Ik heb genoeg gezegd over dit onderwerp; och, dat God het voor U mag zegenen! Mogen we in staat gesteld worden om uit wat Johannes geschreven heeft boven alle twijfel op te maken dat we het leven van God in onze ziel hebben.
Johannes schreef bovendien opdat wij zouden mogen weten dat ons geestelijk leven eeuwig is. Let hier alstublieft op, want er zijn sommigen van Gods kinderen die deze bemoedigende les nog niet geleerd hebben. Het leven van God is niet voorbijgaand, maar blijvend; niet tijdelijk, maar eeuwig. Sommigen denken dat het leven van God in de ziel van de gelovigen kan sterven, maar hoe zou het dan eeuwig kunnen zijn? Als het sterft, is het geen eeuwig leven. Als het eeuwig leven is, kan het niet sterven. Ik weet dat de moderne bedriegers ontkennen dat eeuwig ook eeuwig betekent, maar u en ik ontkrachten niet net als zij de betekenis van de woorden die de Heilige Geest gebruikt. Wij geloven dat ‘eeuwig’ betekent ‘zonder einde’ en we geloven dat als ik het eeuwige leven heb, ik eeuwig zal leven. Broeders, de Heere wilde dat wij zouden weten dat wij het eeuwige leven hebben.
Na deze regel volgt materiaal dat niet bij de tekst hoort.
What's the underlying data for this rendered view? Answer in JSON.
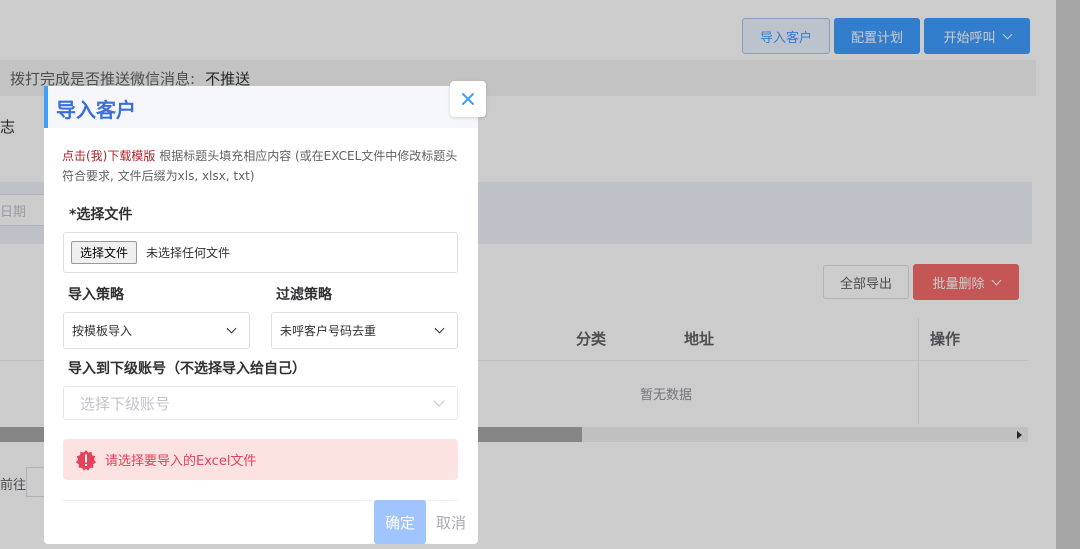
{
  "toolbar": {
    "import_label": "导入客户",
    "config_label": "配置计划",
    "call_label": "开始呼叫"
  },
  "info": {
    "label": "拨打完成是否推送微信消息:",
    "value": "不推送"
  },
  "tab_fragment": "志",
  "filter": {
    "date_placeholder": "日期"
  },
  "table_actions": {
    "export_label": "全部导出",
    "bulk_delete_label": "批量删除"
  },
  "table": {
    "columns": [
      "分类",
      "地址",
      "操作"
    ],
    "empty_text": "暂无数据"
  },
  "pager": {
    "goto_label": "前往"
  },
  "dialog": {
    "title": "导入客户",
    "hint_link": "点击(我)下载模版",
    "hint_text": " 根据标题头填充相应内容 (或在EXCEL文件中修改标题头符合要求, 文件后缀为xls, xlsx, txt)",
    "file_label": "*选择文件",
    "file_button": "选择文件",
    "file_none": "未选择任何文件",
    "import_strategy_label": "导入策略",
    "import_strategy_value": "按模板导入",
    "filter_strategy_label": "过滤策略",
    "filter_strategy_value": "未呼客户号码去重",
    "sub_account_label": "导入到下级账号（不选择导入给自己）",
    "sub_account_placeholder": "选择下级账号",
    "alert_text": "请选择要导入的Excel文件",
    "ok_label": "确定",
    "cancel_label": "取消"
  },
  "colors": {
    "primary": "#409eff",
    "danger": "#f56c6c",
    "alert_bg": "#fde2e2",
    "alert_text": "#e6405a",
    "hint_link": "#b0232a"
  }
}
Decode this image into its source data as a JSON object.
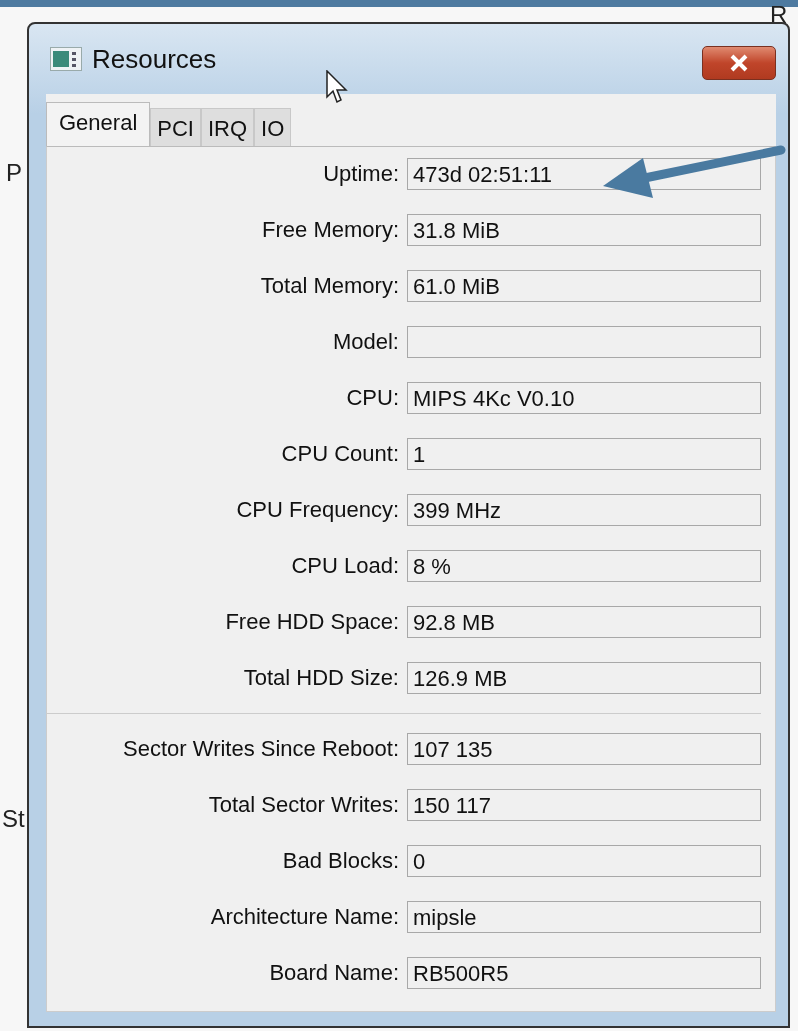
{
  "background": {
    "texts": [
      "P",
      "St",
      "R"
    ]
  },
  "window": {
    "title": "Resources"
  },
  "tabs": [
    {
      "label": "General",
      "selected": true
    },
    {
      "label": "PCI",
      "selected": false
    },
    {
      "label": "IRQ",
      "selected": false
    },
    {
      "label": "IO",
      "selected": false
    }
  ],
  "groups": [
    {
      "fields": [
        {
          "label": "Uptime:",
          "value": "473d 02:51:11"
        },
        {
          "label": "Free Memory:",
          "value": "31.8 MiB"
        },
        {
          "label": "Total Memory:",
          "value": "61.0 MiB"
        },
        {
          "label": "Model:"
        },
        {
          "label": "CPU:",
          "value": "MIPS 4Kc V0.10"
        },
        {
          "label": "CPU Count:",
          "value": "1"
        },
        {
          "label": "CPU Frequency:",
          "value": "399 MHz"
        },
        {
          "label": "CPU Load:",
          "value": "8 %"
        },
        {
          "label": "Free HDD Space:",
          "value": "92.8 MB"
        },
        {
          "label": "Total HDD Size:",
          "value": "126.9 MB"
        }
      ]
    },
    {
      "fields": [
        {
          "label": "Sector Writes Since Reboot:",
          "value": "107 135"
        },
        {
          "label": "Total Sector Writes:",
          "value": "150 117"
        },
        {
          "label": "Bad Blocks:",
          "value": "0"
        },
        {
          "label": "Architecture Name:",
          "value": "mipsle"
        },
        {
          "label": "Board Name:",
          "value": "RB500R5"
        }
      ]
    }
  ]
}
Leer dus het leerstuk van het eeuwige leven, gegeven in de nieuwe geboorte. Het moet eeuwig leven zijn omdat het ‘het leven van God’ is. We zijn door de Geest van God wedergeboren tot een levend en onvergankelijk zaad dat leeft en voor altijd blijft. Van ons wordt gezegd dat we ‘de goddelijke natuur deelachtig zijn.’ Zeker, naast andere dingen betekent dit dat we een onsterfelijk leven ontvangen; want onsterfelijkheid is het wezen van het leven van God. Zijn naam is ‘Ik ben die Ik ben.’ Hij heeft leven in Zichzelf en de Zoon heeft leven in Zichzelf en van dit leven zijn wij de ontvangers. Dit was Zijn doel wat Zijn Zoon betrof, dat Hij het eeuwige leven zou kunnen geven aan zovelen als de Vader Hem gegeven had. Als het Gods leven is dat in een gelovige is -en dat is zeker zo- dan moet dat leven eeuwig zijn. Als kinderen van God hebben we deel aan Zijn leven en als erfgenamen van God beërven wij het eeuwige leven. ‘Dit is het eeuwige leven dat zij U kennen, de enige waarachtige God en Jezus Christus Die Gij gezonden hebt.’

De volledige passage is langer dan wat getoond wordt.